The most striking thing about Rogers is his imposing, broad-shouldered 6ft 3in frame. He can play across the front line but is at his best driving at opponents, breaking between lines. “Coming here, I saw some of the players we’ve got in the changing room that are just a different breed, different animals … I thought: ‘I need to be able to match that.’ At first, training was a shock to me, games were a shock. I knew I had to kick on and I feel like I’ve done that.”

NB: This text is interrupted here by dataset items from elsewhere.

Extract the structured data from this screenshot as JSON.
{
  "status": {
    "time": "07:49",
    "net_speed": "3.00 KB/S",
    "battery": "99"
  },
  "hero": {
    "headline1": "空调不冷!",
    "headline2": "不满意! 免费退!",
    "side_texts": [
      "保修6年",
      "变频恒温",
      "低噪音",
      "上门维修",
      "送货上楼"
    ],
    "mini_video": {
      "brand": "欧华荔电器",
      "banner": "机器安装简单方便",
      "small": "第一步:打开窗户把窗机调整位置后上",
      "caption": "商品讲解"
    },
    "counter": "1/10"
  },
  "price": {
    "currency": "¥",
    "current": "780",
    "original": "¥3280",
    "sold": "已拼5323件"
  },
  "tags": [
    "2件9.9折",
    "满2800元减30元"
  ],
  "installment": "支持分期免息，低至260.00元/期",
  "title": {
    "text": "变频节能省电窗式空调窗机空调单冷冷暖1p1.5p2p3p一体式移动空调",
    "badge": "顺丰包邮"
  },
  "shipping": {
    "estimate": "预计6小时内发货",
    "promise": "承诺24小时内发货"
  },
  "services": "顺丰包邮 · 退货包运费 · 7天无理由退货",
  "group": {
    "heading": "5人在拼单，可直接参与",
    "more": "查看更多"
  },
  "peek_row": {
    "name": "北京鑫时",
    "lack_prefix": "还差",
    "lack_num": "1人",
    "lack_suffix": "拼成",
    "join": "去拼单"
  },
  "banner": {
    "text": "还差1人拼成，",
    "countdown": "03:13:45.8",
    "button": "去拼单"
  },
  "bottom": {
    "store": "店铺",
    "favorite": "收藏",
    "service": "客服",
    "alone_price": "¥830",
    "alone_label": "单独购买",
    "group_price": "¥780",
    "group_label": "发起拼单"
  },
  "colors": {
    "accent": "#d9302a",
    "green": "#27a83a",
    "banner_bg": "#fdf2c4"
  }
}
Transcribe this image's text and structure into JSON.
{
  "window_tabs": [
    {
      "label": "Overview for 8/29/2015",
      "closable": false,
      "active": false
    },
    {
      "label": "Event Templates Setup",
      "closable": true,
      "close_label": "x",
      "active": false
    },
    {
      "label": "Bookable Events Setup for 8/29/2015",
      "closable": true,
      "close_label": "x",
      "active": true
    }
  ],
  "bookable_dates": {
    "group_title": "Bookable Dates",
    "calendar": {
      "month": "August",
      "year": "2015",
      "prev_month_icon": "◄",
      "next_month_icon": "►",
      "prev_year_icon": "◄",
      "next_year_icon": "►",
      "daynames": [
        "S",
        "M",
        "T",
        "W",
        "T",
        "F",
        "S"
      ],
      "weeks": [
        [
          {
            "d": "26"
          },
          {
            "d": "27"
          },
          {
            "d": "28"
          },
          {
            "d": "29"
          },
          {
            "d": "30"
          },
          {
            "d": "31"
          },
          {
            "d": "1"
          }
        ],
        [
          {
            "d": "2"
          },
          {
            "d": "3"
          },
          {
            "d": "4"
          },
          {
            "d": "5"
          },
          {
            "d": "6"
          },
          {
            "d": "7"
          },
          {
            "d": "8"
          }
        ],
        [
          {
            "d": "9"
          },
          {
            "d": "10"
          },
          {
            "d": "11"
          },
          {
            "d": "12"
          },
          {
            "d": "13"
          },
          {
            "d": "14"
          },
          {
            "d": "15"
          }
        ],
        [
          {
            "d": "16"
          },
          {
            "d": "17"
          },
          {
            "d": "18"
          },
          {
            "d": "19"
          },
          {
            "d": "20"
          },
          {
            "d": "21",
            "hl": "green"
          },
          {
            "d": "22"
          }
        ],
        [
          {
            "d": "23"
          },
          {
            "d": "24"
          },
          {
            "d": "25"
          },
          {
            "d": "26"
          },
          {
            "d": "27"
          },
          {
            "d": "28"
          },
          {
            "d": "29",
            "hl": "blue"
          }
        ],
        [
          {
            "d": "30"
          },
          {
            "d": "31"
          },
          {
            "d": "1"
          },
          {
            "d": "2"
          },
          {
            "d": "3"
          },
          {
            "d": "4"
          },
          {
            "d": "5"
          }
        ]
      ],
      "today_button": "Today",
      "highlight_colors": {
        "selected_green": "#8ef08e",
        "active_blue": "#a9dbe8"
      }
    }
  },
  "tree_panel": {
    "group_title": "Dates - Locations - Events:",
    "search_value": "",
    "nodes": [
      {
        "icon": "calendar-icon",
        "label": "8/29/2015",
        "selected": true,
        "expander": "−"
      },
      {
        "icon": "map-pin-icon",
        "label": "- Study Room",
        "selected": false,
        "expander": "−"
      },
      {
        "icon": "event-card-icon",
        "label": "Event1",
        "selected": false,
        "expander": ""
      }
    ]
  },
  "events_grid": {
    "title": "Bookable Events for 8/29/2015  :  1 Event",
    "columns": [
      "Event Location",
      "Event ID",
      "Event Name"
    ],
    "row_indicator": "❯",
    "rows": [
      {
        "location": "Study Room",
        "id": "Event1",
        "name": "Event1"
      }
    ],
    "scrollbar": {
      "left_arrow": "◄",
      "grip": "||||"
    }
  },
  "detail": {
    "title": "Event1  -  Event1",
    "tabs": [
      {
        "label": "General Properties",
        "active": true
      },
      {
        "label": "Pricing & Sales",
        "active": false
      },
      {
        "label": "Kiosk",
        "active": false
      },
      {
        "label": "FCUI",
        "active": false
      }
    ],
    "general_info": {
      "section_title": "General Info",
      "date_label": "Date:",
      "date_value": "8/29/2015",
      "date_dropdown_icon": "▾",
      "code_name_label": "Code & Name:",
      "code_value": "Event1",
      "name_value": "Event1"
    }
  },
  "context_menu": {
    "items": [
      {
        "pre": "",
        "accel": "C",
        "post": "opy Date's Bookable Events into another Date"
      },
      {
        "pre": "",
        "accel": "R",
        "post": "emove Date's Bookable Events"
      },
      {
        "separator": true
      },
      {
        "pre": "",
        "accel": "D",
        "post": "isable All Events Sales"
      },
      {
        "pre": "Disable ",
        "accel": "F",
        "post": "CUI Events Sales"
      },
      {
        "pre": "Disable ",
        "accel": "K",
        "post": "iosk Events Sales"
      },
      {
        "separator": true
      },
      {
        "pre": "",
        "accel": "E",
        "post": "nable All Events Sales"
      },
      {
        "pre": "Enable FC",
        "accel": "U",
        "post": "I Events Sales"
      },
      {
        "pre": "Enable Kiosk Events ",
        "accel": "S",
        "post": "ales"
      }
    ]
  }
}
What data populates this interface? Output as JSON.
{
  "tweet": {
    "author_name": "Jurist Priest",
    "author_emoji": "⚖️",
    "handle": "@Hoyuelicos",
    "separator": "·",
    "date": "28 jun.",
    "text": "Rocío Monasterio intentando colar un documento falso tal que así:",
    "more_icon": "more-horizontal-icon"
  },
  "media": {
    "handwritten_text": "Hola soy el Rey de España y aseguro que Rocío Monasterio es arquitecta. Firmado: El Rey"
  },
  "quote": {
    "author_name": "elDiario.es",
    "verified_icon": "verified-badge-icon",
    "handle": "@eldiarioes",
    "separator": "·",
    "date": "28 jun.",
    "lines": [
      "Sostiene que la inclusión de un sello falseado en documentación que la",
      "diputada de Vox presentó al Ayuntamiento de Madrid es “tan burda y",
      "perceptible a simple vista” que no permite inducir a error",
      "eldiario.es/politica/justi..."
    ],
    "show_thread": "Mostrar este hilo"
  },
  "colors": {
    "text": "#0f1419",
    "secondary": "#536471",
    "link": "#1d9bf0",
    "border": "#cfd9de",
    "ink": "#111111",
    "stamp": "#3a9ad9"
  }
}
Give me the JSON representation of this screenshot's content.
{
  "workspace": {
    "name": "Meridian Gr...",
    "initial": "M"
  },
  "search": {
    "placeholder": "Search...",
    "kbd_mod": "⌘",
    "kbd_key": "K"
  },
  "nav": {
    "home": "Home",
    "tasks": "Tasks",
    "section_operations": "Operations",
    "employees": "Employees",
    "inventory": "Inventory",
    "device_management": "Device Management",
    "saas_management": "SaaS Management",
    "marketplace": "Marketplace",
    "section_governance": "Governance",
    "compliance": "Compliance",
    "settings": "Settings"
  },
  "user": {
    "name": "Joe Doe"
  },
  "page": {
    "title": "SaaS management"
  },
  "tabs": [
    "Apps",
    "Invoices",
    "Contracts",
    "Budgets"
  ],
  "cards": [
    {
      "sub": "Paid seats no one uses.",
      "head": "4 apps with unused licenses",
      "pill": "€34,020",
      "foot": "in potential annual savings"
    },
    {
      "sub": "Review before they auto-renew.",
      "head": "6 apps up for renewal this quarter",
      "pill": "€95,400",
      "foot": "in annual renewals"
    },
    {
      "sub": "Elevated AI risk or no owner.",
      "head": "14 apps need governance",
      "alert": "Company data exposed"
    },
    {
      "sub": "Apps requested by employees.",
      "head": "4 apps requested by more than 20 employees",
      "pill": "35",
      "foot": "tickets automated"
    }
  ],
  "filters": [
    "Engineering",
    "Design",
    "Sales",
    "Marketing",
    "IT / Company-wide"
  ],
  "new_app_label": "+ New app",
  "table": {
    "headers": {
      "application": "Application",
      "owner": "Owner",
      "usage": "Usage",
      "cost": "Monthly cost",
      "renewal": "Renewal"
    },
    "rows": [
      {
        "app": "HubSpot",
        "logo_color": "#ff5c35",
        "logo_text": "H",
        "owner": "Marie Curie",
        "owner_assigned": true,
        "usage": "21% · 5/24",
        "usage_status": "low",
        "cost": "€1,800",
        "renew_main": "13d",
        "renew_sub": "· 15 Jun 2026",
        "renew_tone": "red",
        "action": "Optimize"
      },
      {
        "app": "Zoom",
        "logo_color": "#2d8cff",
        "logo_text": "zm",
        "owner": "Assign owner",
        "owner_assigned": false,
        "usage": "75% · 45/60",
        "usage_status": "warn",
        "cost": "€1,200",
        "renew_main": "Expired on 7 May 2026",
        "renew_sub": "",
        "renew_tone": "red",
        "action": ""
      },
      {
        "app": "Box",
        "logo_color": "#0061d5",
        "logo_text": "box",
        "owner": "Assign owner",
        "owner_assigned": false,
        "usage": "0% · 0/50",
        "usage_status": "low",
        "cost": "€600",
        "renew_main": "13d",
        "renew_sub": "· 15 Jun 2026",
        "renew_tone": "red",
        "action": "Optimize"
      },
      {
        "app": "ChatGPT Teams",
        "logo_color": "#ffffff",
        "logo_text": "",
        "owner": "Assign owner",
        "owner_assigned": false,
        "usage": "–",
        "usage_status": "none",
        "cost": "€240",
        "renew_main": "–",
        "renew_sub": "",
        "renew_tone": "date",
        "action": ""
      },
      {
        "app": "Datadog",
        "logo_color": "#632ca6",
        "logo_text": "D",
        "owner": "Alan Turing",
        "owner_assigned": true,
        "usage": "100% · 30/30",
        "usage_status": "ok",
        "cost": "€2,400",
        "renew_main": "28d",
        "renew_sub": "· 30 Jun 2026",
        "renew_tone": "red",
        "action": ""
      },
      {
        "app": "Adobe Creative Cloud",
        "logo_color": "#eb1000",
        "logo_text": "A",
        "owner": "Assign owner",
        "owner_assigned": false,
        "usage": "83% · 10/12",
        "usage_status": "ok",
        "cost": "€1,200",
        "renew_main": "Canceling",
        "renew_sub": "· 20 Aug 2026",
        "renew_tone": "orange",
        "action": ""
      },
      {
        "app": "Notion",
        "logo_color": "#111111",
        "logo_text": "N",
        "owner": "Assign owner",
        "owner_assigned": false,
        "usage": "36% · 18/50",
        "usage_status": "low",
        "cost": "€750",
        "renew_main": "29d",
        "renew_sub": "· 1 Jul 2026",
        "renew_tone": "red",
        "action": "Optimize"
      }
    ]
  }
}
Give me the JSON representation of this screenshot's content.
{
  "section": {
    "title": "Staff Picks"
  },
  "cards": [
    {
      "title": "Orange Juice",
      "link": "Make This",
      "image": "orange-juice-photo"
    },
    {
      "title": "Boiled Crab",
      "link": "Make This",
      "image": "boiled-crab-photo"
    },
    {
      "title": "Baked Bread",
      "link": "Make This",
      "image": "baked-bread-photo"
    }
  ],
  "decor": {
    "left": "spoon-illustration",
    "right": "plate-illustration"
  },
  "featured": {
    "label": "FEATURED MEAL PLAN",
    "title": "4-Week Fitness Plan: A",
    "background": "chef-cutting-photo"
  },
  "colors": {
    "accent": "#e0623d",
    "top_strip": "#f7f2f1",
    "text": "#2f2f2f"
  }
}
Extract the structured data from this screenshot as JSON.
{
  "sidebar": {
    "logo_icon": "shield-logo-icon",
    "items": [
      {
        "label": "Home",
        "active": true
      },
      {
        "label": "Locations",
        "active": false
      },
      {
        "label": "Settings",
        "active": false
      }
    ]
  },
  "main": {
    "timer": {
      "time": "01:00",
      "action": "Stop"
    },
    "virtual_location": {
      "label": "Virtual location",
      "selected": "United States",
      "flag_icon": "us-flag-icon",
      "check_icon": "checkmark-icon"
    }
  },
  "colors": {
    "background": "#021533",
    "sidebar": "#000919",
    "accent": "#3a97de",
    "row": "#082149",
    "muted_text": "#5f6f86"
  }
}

Was the aim to be stronger? “Stronger, more muscle, fitter, everything – the lot. I wanted to be quicker. I didn’t want to start the season building up speed, I wanted to hit the ground running. I was itching to go after missing the last few games of last season [because of a hamstring injury].” He hired a chef to help with his diet. “Nutrition-wise, I’m eating a lot better, much healthier.”

Michael Appleton, who signed Rogers on loan at Lincoln and Blackpool, says Rogers is a rarity as an attacking player who relishes the physical side. “I prefer it,” Rogers says. “The way I play and where I want to play on the pitch, there is going to be contact and traffic around me, so to be able to feel pressure and turn away from it is something I pride myself on.”

Five months on from his full Villa debut, at Ajax in the Europa Conference League, and three years on from League One trips to Bristol Rovers and Burton, he is embracing the big time. The biggest stage still awaits. “That’s how quickly football can change,” Rogers says. “It is mad to know where I’ve got to in a short space of time but that is also what motivates me to think: ‘Where can I be in another year or three years?’ I don’t just want to stop here.”